Sigo manoseando la pantalla del celular sin prisa, como quien no quiere la cosa, cuando me topo con una minilucecita en verde al lado de un nombre que me afloja inmediatamente el vientre y las piernas, un nombre que brilla en mi memoria como un lucero, como un ser que se convirtió en mi pasión secreta e imposible durante años, un amor nunca materializado debido a la distancia, a la falta de dinero, al miedo a fracasar, al temor de asumir una paternidad que siempre me atrajo pero que nunca me atreví a experimentar. “Si un día he de tener hijos, los tendría contigo”, le dije en una ocasión, a lo que ella me dijo “Brujito, no digas cosas si no estás dispuesto a venir a que nos bañemos en el mismo mar”, lo que me hundió otra vez en una de mis inenarrables brumas a causa a mi falta de consistencia y de huevos.
Mi bruja hechicera vive lejos, en Manta, una ciudad marítima del pacífico ecuatoriano. Nos conocimos brevemente hace catorce años en un congreso de escritores en Panamá, pero sus ojos almendrados, su juventud y su gracia fueron de tal impacto, que se encendió en ambos una atracción mutua ineluctable que hemos cultivado intermitentemente durante todos estos años. A veces nos emocionábamos por teléfono y hacíamos planes para vernos ese año, y a veces solo hablábamos de literatura y de nuestras aventurillas sentimentales sin trascendencia, como para echarnos en cara aquello de que “ya ves de lo que te estás perdiendo, pedazo de tonto”, lo que hacía que nuestras hormonas se estrellaran contra muros de celos infundados, de manera que al final tuvimos que abandonar ese juego de ping-pong vicioso hace poco más de dos años.

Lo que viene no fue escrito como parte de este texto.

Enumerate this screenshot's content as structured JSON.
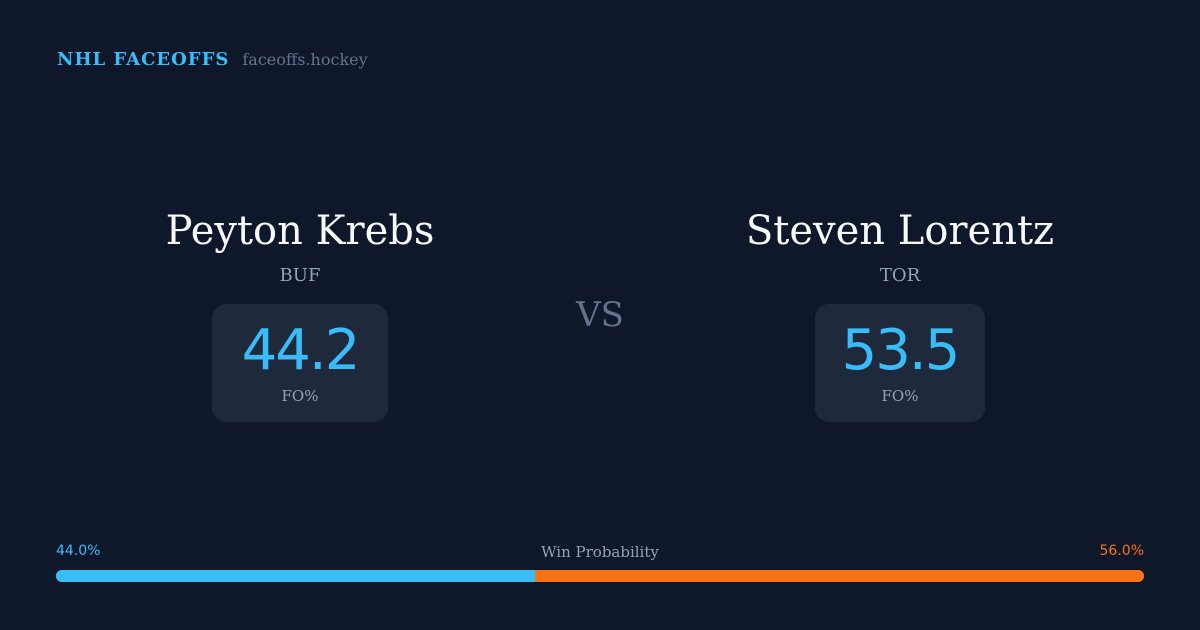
{
  "brand": {
    "name": "NHL FACEOFFS",
    "site": "faceoffs.hockey"
  },
  "players": [
    {
      "name": "Peyton Krebs",
      "team": "BUF",
      "fo_pct": "44.2",
      "fo_label": "FO%"
    },
    {
      "name": "Steven Lorentz",
      "team": "TOR",
      "fo_pct": "53.5",
      "fo_label": "FO%"
    }
  ],
  "vs": "VS",
  "win_probability": {
    "label": "Win Probability",
    "left": "44.0%",
    "right": "56.0%",
    "left_value": 44.0,
    "right_value": 56.0
  },
  "colors": {
    "background": "#0f172a",
    "accent": "#38bdf8",
    "opponent": "#f97316",
    "card": "#1e293b"
  }
}
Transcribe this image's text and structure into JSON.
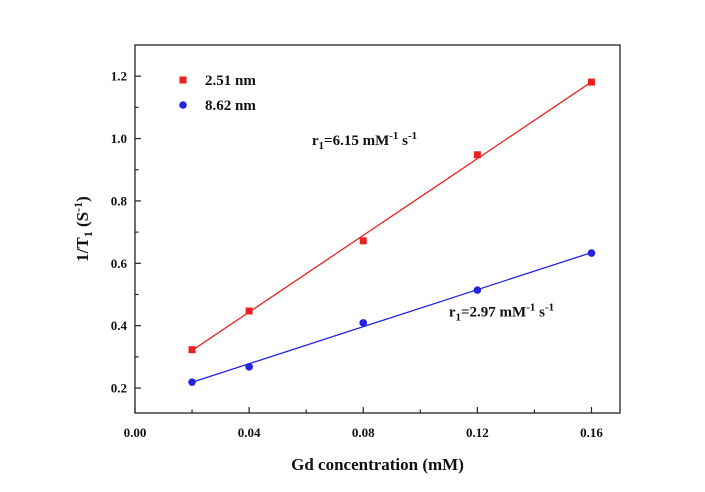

¿Entonces, la llamo o no la llamo? En Ecuador estarán ya cenando probablemente o habrán cenado ya. ¿Qué diablos hago? Se me vienen a la mente con toda claridad sus últimas palabras. Iba yo en el auto rumbo a mi oficina en Guatemala, cuando de pronto se enciende el nombre de la brujita acompañado del tintineo insistente de una grabación en el Whatsapp. “Brujito, ¿sabes? Quiero que sepas que te extraño y que te deseo todo lo mejor en España”, me dijo, con esa voz sensual y trémula que siempre me parte el esternón. Reconozco que todo esto me ha hecho olvidar hoy, milagrosamente, la amenaza de la guerra, aunque confieso que la desazón me carcome. Me parece que voy a llamarla.